La ausencia de Ferreyra en la comisión legislativa se produce en medio de un escenario de creciente tensión entre el Ejecutivo y parte de su propia fuerza política, luego de que la salida de los funcionarios cercanos a Marcelo López dejara al descubierto las grietas que atraviesan al oficialismo. Mientras tanto, la desvinculación de más de cien trabajadores municipales continúa siendo uno de los temas que mayor preocupación genera tanto en el ámbito político como entre las organizaciones sindicales locales.

La decisión de no asistir a la comisión abre un nuevo interrogante sobre el futuro de este conflicto político interno y sobre el mecanismo que utilizará el Concejo Deliberante para avanzar con el tratamiento del pedido de explicaciones, dejando expuesto un escenario donde el oficialismo, por primera vez, exhibe públicamente diferencias que impactan de lleno en la relación entre el Ejecutivo y el cuerpo legislativo.

La defensa del ajuste y del ordenamiento fiscal

A pesar de haber decidido no asistir a la convocatoria de los concejales, Ferreyra ya había defendido públicamente las medidas adoptadas por el Ejecutivo, sosteniendo que forman parte de un proceso de ordenamiento de las cuentas municipales.
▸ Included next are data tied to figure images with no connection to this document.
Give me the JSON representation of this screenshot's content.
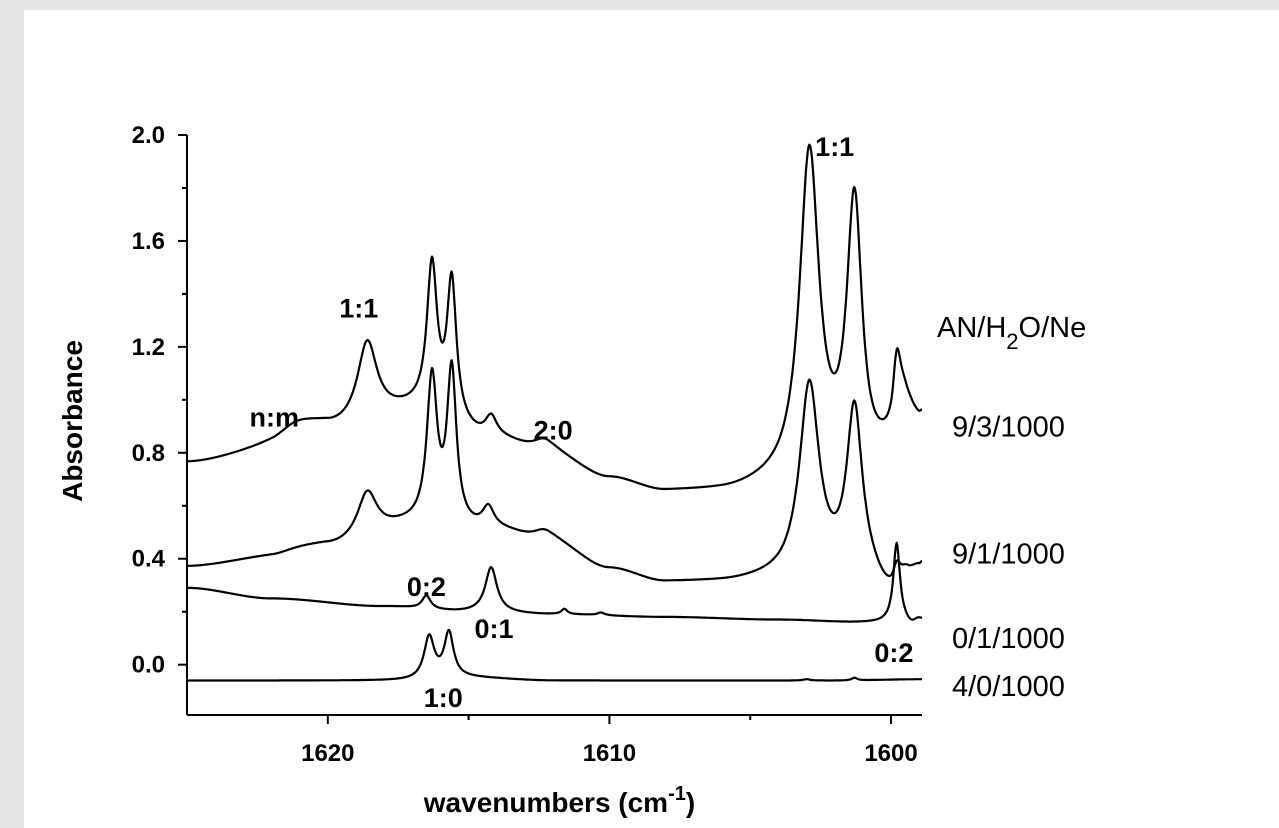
{
  "chart_data": {
    "type": "line",
    "xlabel": "wavenumbers (cm",
    "xlabel_sup": "-1",
    "xlabel_end": ")",
    "ylabel": "Absorbance",
    "xlim": [
      1625,
      1598.9
    ],
    "ylim": [
      -0.19,
      2.0
    ],
    "x_ticks": [
      1620,
      1610,
      1600
    ],
    "x_tick_labels": [
      "1620",
      "1610",
      "1600"
    ],
    "y_ticks": [
      0.0,
      0.4,
      0.8,
      1.2,
      1.6,
      2.0
    ],
    "y_tick_labels": [
      "0.0",
      "0.4",
      "0.8",
      "1.2",
      "1.6",
      "2.0"
    ],
    "legend_title": {
      "prefix": "AN/H",
      "sub": "2",
      "suffix": "O/Ne"
    },
    "series": [
      {
        "name": "9/3/1000",
        "baseline": [
          [
            1625,
            0.76
          ],
          [
            1622,
            0.8
          ],
          [
            1620,
            0.87
          ],
          [
            1617,
            0.95
          ],
          [
            1614,
            0.84
          ],
          [
            1612,
            0.78
          ],
          [
            1610,
            0.7
          ],
          [
            1608,
            0.65
          ],
          [
            1606,
            0.65
          ],
          [
            1604,
            0.67
          ],
          [
            1603,
            0.68
          ],
          [
            1601,
            0.7
          ],
          [
            1600,
            0.78
          ],
          [
            1599.5,
            0.95
          ],
          [
            1599,
            0.91
          ],
          [
            1598.9,
            0.92
          ]
        ],
        "peaks": [
          [
            1621.2,
            0.08,
            1.0
          ],
          [
            1618.6,
            0.3,
            0.42
          ],
          [
            1616.3,
            0.55,
            0.22
          ],
          [
            1615.6,
            0.52,
            0.2
          ],
          [
            1614.2,
            0.08,
            0.25
          ],
          [
            1612.3,
            0.06,
            0.5
          ],
          [
            1602.9,
            1.24,
            0.42
          ],
          [
            1601.3,
            1.02,
            0.33
          ],
          [
            1599.8,
            0.28,
            0.18
          ]
        ]
      },
      {
        "name": "9/1/1000",
        "baseline": [
          [
            1625,
            0.37
          ],
          [
            1622,
            0.4
          ],
          [
            1620,
            0.44
          ],
          [
            1617,
            0.52
          ],
          [
            1614,
            0.5
          ],
          [
            1612,
            0.45
          ],
          [
            1610,
            0.36
          ],
          [
            1608,
            0.31
          ],
          [
            1606,
            0.31
          ],
          [
            1604,
            0.32
          ],
          [
            1603,
            0.33
          ],
          [
            1601,
            0.33
          ],
          [
            1600,
            0.26
          ],
          [
            1599.4,
            0.34
          ],
          [
            1599,
            0.36
          ],
          [
            1598.9,
            0.37
          ]
        ],
        "peaks": [
          [
            1621.2,
            0.02,
            1.0
          ],
          [
            1618.6,
            0.17,
            0.42
          ],
          [
            1616.3,
            0.55,
            0.22
          ],
          [
            1615.6,
            0.58,
            0.2
          ],
          [
            1614.3,
            0.08,
            0.25
          ],
          [
            1612.3,
            0.05,
            0.5
          ],
          [
            1602.9,
            0.72,
            0.42
          ],
          [
            1601.3,
            0.62,
            0.33
          ],
          [
            1599.8,
            0.07,
            0.15
          ]
        ]
      },
      {
        "name": "0/1/1000",
        "baseline": [
          [
            1625,
            0.29
          ],
          [
            1622,
            0.25
          ],
          [
            1618,
            0.22
          ],
          [
            1615,
            0.2
          ],
          [
            1612,
            0.19
          ],
          [
            1608,
            0.18
          ],
          [
            1604,
            0.17
          ],
          [
            1601,
            0.16
          ],
          [
            1599.6,
            0.16
          ],
          [
            1599.3,
            0.15
          ],
          [
            1599,
            0.17
          ],
          [
            1598.9,
            0.17
          ]
        ],
        "peaks": [
          [
            1616.5,
            0.05,
            0.18
          ],
          [
            1614.2,
            0.17,
            0.25
          ],
          [
            1611.6,
            0.02,
            0.12
          ],
          [
            1610.3,
            0.01,
            0.15
          ],
          [
            1599.8,
            0.3,
            0.14
          ]
        ]
      },
      {
        "name": "4/0/1000",
        "baseline": [
          [
            1625,
            -0.06
          ],
          [
            1617,
            -0.06
          ],
          [
            1615,
            -0.05
          ],
          [
            1612,
            -0.06
          ],
          [
            1608,
            -0.06
          ],
          [
            1602,
            -0.06
          ],
          [
            1598.9,
            -0.055
          ]
        ],
        "peaks": [
          [
            1616.4,
            0.16,
            0.22
          ],
          [
            1615.7,
            0.17,
            0.2
          ],
          [
            1601.3,
            0.01,
            0.12
          ],
          [
            1603,
            0.005,
            0.15
          ]
        ]
      }
    ],
    "annotations": [
      {
        "text": "n:m",
        "x": 1621.9,
        "y": 0.9
      },
      {
        "text": "1:1",
        "x": 1618.9,
        "y": 1.31
      },
      {
        "text": "2:0",
        "x": 1612.0,
        "y": 0.85
      },
      {
        "text": "1:1",
        "x": 1602.0,
        "y": 1.92
      },
      {
        "text": "0:2",
        "x": 1616.5,
        "y": 0.26
      },
      {
        "text": "0:1",
        "x": 1614.1,
        "y": 0.1
      },
      {
        "text": "1:0",
        "x": 1615.9,
        "y": -0.16
      },
      {
        "text": "0:2",
        "x": 1599.9,
        "y": 0.01
      }
    ],
    "legend_entries": [
      {
        "text": "9/3/1000",
        "y": 0.9
      },
      {
        "text": "9/1/1000",
        "y": 0.42
      },
      {
        "text": "0/1/1000",
        "y": 0.1
      },
      {
        "text": "4/0/1000",
        "y": -0.08
      }
    ],
    "grid": false
  }
}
El funcionario afirmó que la actual administración recibió la menor cantidad de recursos de los últimos veinte años y, aun así, logró reducir la presión tributaria sobre distintos sectores productivos.

«Esta gestión administró la menor cantidad de recursos de los últimos 20 años y, sin embargo, logró bajar la presión fiscal a las pymes como ningún otro gobierno anterior. Eliminamos tasas distorsivas para la construcción y los alimentos y vamos a ejecutar una inversión histórica de 20.000 millones de pesos en obra pública con fondos 100% propios «, sostuvo en recientes declaraciones.

Asimismo, justificó la reducción de personal señalando que el municipio había alcanzado una estructura sobredimensionada durante las administraciones anteriores.  «Concordia llegó a tener más de 3.000 empleados; si se compara con cualquier municipio ordenado del país, tenemos cuatro o cinco veces más personal. Era un modelo de precarización que terminó perjudicando tanto a los trabajadores como a los vecinos «, expresó para concluir.